Simmer 10 mins then add chicken.
Once soup returns to the boil, remove from heat and allow to cool. Remove chicken and slice into a bowl with lime juice, fish sauce and chillies. Mix well.
Strain soup, discard solids and bring back to the boil. Remove from heat.
Trim finely chopped 1-2 lemongrass stalks and add to soup with chicken mixture, remaining eschalots and galangal and thinly sliced lime leaves. 
Stir and taste – add more lime juice or fish sauce if needed.
Serve with chopped coriander and extra chillies if you like it hot.
Serves 4-6.

Chook's Note: this is one of the most delicious fragrant soups I have made for some time. Took me back to a lunch in Bankok last year.  
I used a homemade chicken stock but a low-salt store-bought one would work just as well. 
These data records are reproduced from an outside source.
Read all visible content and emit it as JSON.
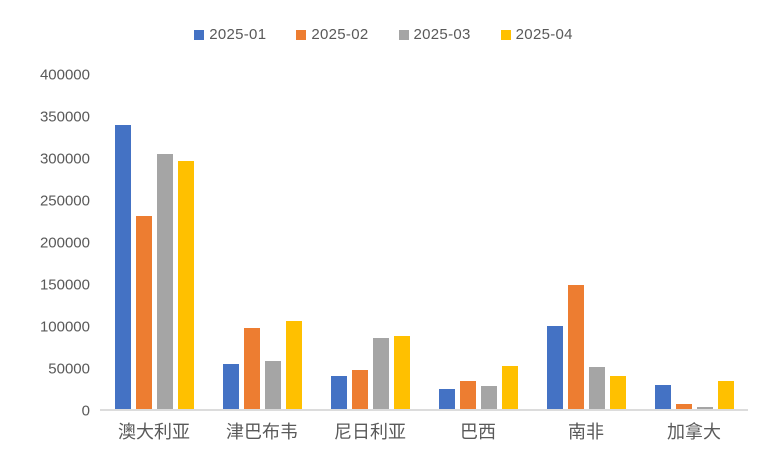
{
  "chart_data": {
    "type": "bar",
    "title": "",
    "categories": [
      "澳大利亚",
      "津巴布韦",
      "尼日利亚",
      "巴西",
      "南非",
      "加拿大"
    ],
    "series": [
      {
        "name": "2025-01",
        "color": "#4472C4",
        "values": [
          340000,
          54000,
          39000,
          24000,
          100000,
          29000
        ]
      },
      {
        "name": "2025-02",
        "color": "#ED7D31",
        "values": [
          231000,
          97000,
          47000,
          33000,
          148000,
          6000
        ]
      },
      {
        "name": "2025-03",
        "color": "#A5A5A5",
        "values": [
          306000,
          58000,
          85000,
          28000,
          50000,
          2000
        ]
      },
      {
        "name": "2025-04",
        "color": "#FFC000",
        "values": [
          297000,
          105000,
          88000,
          52000,
          39000,
          33000
        ]
      }
    ],
    "ylim": [
      0,
      400000
    ],
    "ytick_step": 50000,
    "yticks": [
      0,
      50000,
      100000,
      150000,
      200000,
      250000,
      300000,
      350000,
      400000
    ],
    "legend_position": "top-center",
    "grid": false,
    "axis_line_color": "#DCDCDC",
    "text_color": "#595959",
    "background_color": "#FFFFFF"
  }
}
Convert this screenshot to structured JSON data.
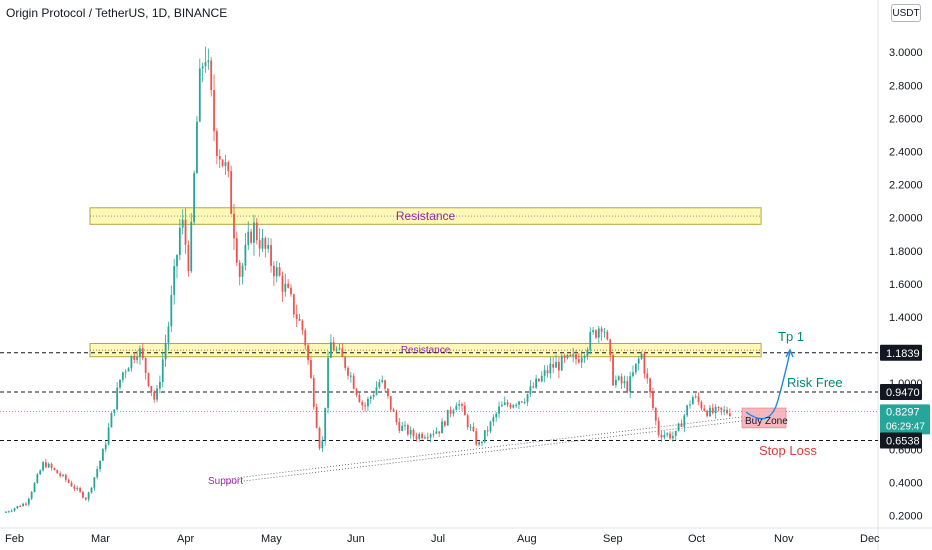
{
  "header": {
    "title": "Origin Protocol / TetherUS, 1D, BINANCE",
    "currency_button": "USDT"
  },
  "colors": {
    "up": "#26a69a",
    "down": "#ef5350",
    "zone_fill": "#fff59d",
    "zone_stroke": "#b5a642",
    "annotation_purple": "#9c27b0",
    "annotation_teal": "#00897b",
    "stop_red": "#e53935",
    "buy_zone_fill": "#f4a6b0"
  },
  "chart_data": {
    "type": "candlestick",
    "title": "Origin Protocol / TetherUS, 1D, BINANCE",
    "y_axis": {
      "side": "right",
      "range": [
        0.17,
        3.25
      ],
      "ticks": [
        0.2,
        0.4,
        0.6,
        0.8,
        1.0,
        1.2,
        1.4,
        1.6,
        1.8,
        2.0,
        2.2,
        2.4,
        2.6,
        2.8,
        3.0
      ],
      "tick_labels": [
        "0.2000",
        "0.4000",
        "0.6000",
        "0.8000",
        "1.0000",
        "1.2000",
        "1.4000",
        "1.6000",
        "1.8000",
        "2.0000",
        "2.2000",
        "2.4000",
        "2.6000",
        "2.8000",
        "3.0000"
      ]
    },
    "x_axis": {
      "tick_labels": [
        "Feb",
        "Mar",
        "Apr",
        "May",
        "Jun",
        "Jul",
        "Aug",
        "Sep",
        "Oct",
        "Nov",
        "Dec"
      ]
    },
    "price_path": [
      {
        "month": 0.0,
        "price": 0.22
      },
      {
        "month": 0.25,
        "price": 0.28
      },
      {
        "month": 0.45,
        "price": 0.52
      },
      {
        "month": 0.7,
        "price": 0.42
      },
      {
        "month": 0.95,
        "price": 0.3
      },
      {
        "month": 1.15,
        "price": 0.6
      },
      {
        "month": 1.35,
        "price": 1.05
      },
      {
        "month": 1.55,
        "price": 1.22
      },
      {
        "month": 1.75,
        "price": 0.88
      },
      {
        "month": 1.9,
        "price": 1.35
      },
      {
        "month": 2.05,
        "price": 2.0
      },
      {
        "month": 2.15,
        "price": 1.7
      },
      {
        "month": 2.25,
        "price": 2.7
      },
      {
        "month": 2.33,
        "price": 3.05
      },
      {
        "month": 2.45,
        "price": 2.5
      },
      {
        "month": 2.6,
        "price": 2.25
      },
      {
        "month": 2.75,
        "price": 1.65
      },
      {
        "month": 2.9,
        "price": 1.95
      },
      {
        "month": 3.1,
        "price": 1.75
      },
      {
        "month": 3.3,
        "price": 1.55
      },
      {
        "month": 3.5,
        "price": 1.3
      },
      {
        "month": 3.6,
        "price": 0.95
      },
      {
        "month": 3.7,
        "price": 0.55
      },
      {
        "month": 3.8,
        "price": 1.25
      },
      {
        "month": 4.0,
        "price": 1.1
      },
      {
        "month": 4.2,
        "price": 0.85
      },
      {
        "month": 4.4,
        "price": 1.02
      },
      {
        "month": 4.6,
        "price": 0.75
      },
      {
        "month": 4.8,
        "price": 0.68
      },
      {
        "month": 5.1,
        "price": 0.72
      },
      {
        "month": 5.3,
        "price": 0.9
      },
      {
        "month": 5.55,
        "price": 0.62
      },
      {
        "month": 5.8,
        "price": 0.85
      },
      {
        "month": 6.1,
        "price": 0.92
      },
      {
        "month": 6.4,
        "price": 1.1
      },
      {
        "month": 6.7,
        "price": 1.15
      },
      {
        "month": 7.0,
        "price": 1.38
      },
      {
        "month": 7.12,
        "price": 1.02
      },
      {
        "month": 7.3,
        "price": 0.98
      },
      {
        "month": 7.45,
        "price": 1.18
      },
      {
        "month": 7.65,
        "price": 0.7
      },
      {
        "month": 7.85,
        "price": 0.68
      },
      {
        "month": 8.05,
        "price": 0.92
      },
      {
        "month": 8.25,
        "price": 0.82
      },
      {
        "month": 8.5,
        "price": 0.83
      }
    ],
    "zones": [
      {
        "label": "Resistance",
        "low": 1.96,
        "high": 2.06,
        "from_month": 0.0,
        "to_month": 8.85
      },
      {
        "label": "Resistance",
        "low": 1.16,
        "high": 1.24,
        "from_month": 0.0,
        "to_month": 8.85
      }
    ],
    "levels": [
      {
        "price": 1.1839,
        "label": "1.1839",
        "style": "dashed"
      },
      {
        "price": 0.947,
        "label": "0.9470",
        "style": "dashed"
      },
      {
        "price": 0.8297,
        "label": "0.8297",
        "countdown": "06:29:47",
        "style": "dotted-current"
      },
      {
        "price": 0.6538,
        "label": "0.6538",
        "style": "dashed"
      }
    ],
    "trendlines": [
      {
        "label": "Support",
        "from": {
          "month": 2.7,
          "price": 0.42
        },
        "to": {
          "month": 8.85,
          "price": 0.81
        },
        "style": "dotted"
      }
    ],
    "annotations": [
      {
        "text": "Tp 1",
        "month": 8.12,
        "price": 1.29
      },
      {
        "text": "Risk Free",
        "month": 8.25,
        "price": 1.0
      },
      {
        "text": "Buy Zone",
        "month": 7.95,
        "price": 0.765
      },
      {
        "text": "Stop Loss",
        "month": 8.3,
        "price": 0.59
      },
      {
        "text": "Support",
        "month": 1.6,
        "price": 0.42
      }
    ],
    "buy_zone": {
      "low": 0.73,
      "high": 0.85,
      "from_month": 7.6,
      "to_month": 8.2
    }
  }
}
The recipe called for palm sugar but I didn't have any so used brown sugar. And I used ginger in place of galangal as 
I didn't have any - galangal is hard to find. The galangal has a gentler taste but ginger worked fine. As for how much 8 slices may be, I figured about 1 Tbsp chopped. This is a soup you can play with except for the lime and lemongrass and chilli - oh and fish sauce. It's all about the hot and sour balance. 
Fish sauce. It's worth getting a good one - I use a Thai brand. I start with 4 Tbsp and add more at the end if it needs it.
Tip on Kaffir lime leaves. Buy them when you see them and either freeze whole what you don't use immediately or dry and blitz then freeze. The freeze power is delicious sprinkled into many dishes or soup.